Twenty years from their inception, Saint Etienne are a major touchstone for some of this year’s most acclaimed or interesting releases. Every act on the Swedish Sincerely Yours label could qualify as a child of Saint Etienne’s Foxbase Alpha (Heavenly, 1991), or as baggy-era revivalists. In 2008, that meant the Honeydrips, and also the Tough Alliance, whose A New Chance suggested lost outtakes from Happy Mondays’ Madchester Rave EP (Factory, 1989). In 2009, jj’s No. 2 and Air France’s No Way Down tapped into the femme pop of Stanley, Wiggs, and Sarah Cracknell. A different, perhaps more fascinating phenom floats forth from the radiophonic odds and ends of Foxbase Alpha and especially Saint Etienne’s So Tough (Heavenly, 1992). Rooj’s The Transactional Dharma of Rooj (Ghost Box) and Broadcast and the Focus Group’s Broadcast and the Focus Group Investigate Witch Cults of the Radio Age (Warp) go hauntologically further with Stanley’s and Wiggs’ practice of searching for spirits through a twist of the radio dial.
It’s 1989: Andrew Weatherall is about to fuse his dancefloor acumen with My Bloody Valentine’s noise-bliss on the epic "Soon." It’s 2009: Weatherall returns to the realm of epic rock electronics with Fuck Buttons’ Tarot Sport (ATP). Here in San Francisco, a new brigade of superb rock bands Girls, the Mantles, the Fresh and Onlys arrives, all of whom wouldn’t sound out of place on Alan McGee’s Creation label back when Shields was spending all of its money in the studio. This year brings reissues of Loop’s Heaven’s End (Head, 1987), The World in Your Eyes (Head, 1987), Fade Out (Chapter 22, 1988), and A Gilded Eternity (1990, Situation Two), while spacemen-two acts such as California’s Crocodiles (on Summer of Hate, Fat Possum) and Moon Duo loop listeners back twenty years in time like a retro-futurist astronauts.

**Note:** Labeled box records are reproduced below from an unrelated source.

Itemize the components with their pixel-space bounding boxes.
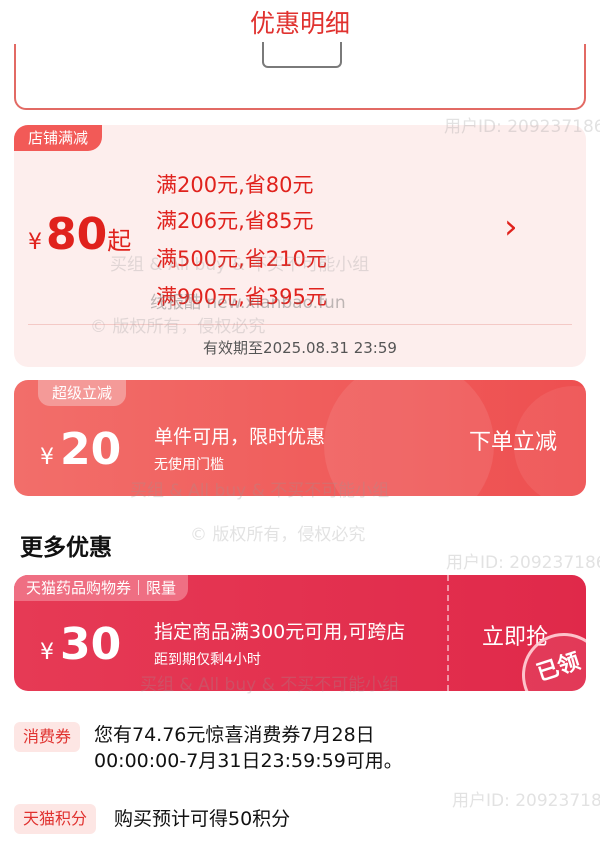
super-discount-desc: 单件可用，限时优惠 (154, 426, 326, 448)
tmall-points-tag: 天猫积分 (14, 804, 97, 834)
watermark-text: © 版权所有，侵权必究 (190, 525, 366, 545)
page-title: 优惠明细 (249, 9, 350, 38)
tmall-points-text: 购买预计可得50积分 (114, 808, 291, 830)
consumption-voucher-row: 消费券 您有74.76元惊喜消费券7月28日 00:00:00-7月31日23:… (14, 720, 586, 774)
dashed-divider (447, 575, 449, 691)
currency-symbol: ¥ (40, 640, 54, 665)
super-discount-amount: ¥20 (40, 424, 121, 475)
chevron-right-icon[interactable]: › (504, 207, 518, 247)
currency-symbol: ¥ (40, 445, 54, 470)
amount-value: 30 (60, 619, 122, 670)
shop-discount-tag: 店铺满减 (14, 125, 103, 151)
tmall-coupon-expiry: 距到期仅剩4小时 (154, 652, 261, 668)
consumption-voucher-line1: 您有74.76元惊喜消费券7月28日 (94, 724, 375, 746)
amount-value: 80 (46, 209, 108, 260)
previous-section-frame (14, 42, 586, 110)
discount-rule: 满206元,省85元 (156, 209, 314, 233)
tmall-coupon-tag: 天猫药品购物券｜限量 (14, 575, 189, 601)
validity-text: 有效期至2025.08.31 23:59 (203, 339, 397, 357)
shop-discount-card[interactable]: 店铺满减 ¥80起 满200元,省80元 满206元,省85元 满500元,省2… (14, 125, 586, 367)
consumption-voucher-tag: 消费券 (14, 722, 81, 752)
currency-symbol: ¥ (28, 230, 42, 255)
watermark-text: 用户ID: 209237186 (446, 553, 600, 573)
discount-rule: 满200元,省80元 (156, 173, 314, 197)
tmall-coupon-amount: ¥30 (40, 619, 121, 670)
tmall-coupon-desc: 指定商品满300元可用,可跨店 (154, 621, 406, 643)
amount-suffix: 起 (107, 227, 132, 255)
more-offers-title: 更多优惠 (20, 535, 112, 561)
order-discount-button[interactable]: 下单立减 (469, 424, 557, 456)
tmall-points-row: 天猫积分 购买预计可得50积分 (14, 804, 586, 836)
super-discount-condition: 无使用门槛 (154, 457, 224, 473)
discount-rule: 满900元,省395元 (156, 285, 327, 309)
collapsed-button[interactable] (262, 42, 342, 68)
tmall-coupon-card[interactable]: 天猫药品购物券｜限量 ¥30 指定商品满300元可用,可跨店 距到期仅剩4小时 … (14, 575, 586, 691)
amount-value: 20 (60, 424, 122, 475)
shop-discount-amount: ¥80起 (28, 209, 131, 260)
discount-rule: 满500元,省210元 (156, 247, 327, 271)
divider (28, 324, 572, 325)
super-discount-card[interactable]: 超级立减 ¥20 单件可用，限时优惠 无使用门槛 下单立减 (14, 380, 586, 496)
consumption-voucher-line2: 00:00:00-7月31日23:59:59可用。 (94, 750, 403, 772)
super-discount-tag: 超级立减 (38, 380, 127, 406)
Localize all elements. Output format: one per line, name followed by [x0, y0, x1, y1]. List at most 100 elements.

Just last week, the DJ Alexis Le-Tan told me that 2009 should have been another summer of love, like 1967 and 1988. In the new book 1989: Bob Dylan Didn’t Have This to Sing About (University of California Press, 198 pages, $21.95), the Bay Area critic and poet Joshua Clover uses Public Enemy, N.W.A., and the birth of Nirvana to establish 1989 as a pivotal year in popular music. It’s a point that the music this year argues just as convincingly on an understated scale, whether it’s Blues Control charting the quiet moments of Sonic Youth’s Daydream Nation (Enigma, 1988), Night Control coming off like the next Guided By Voices, or Kurt Vile and Wavves jousting cross-coastal for the role of son of Dinosaur Jr. Listen back to look forward.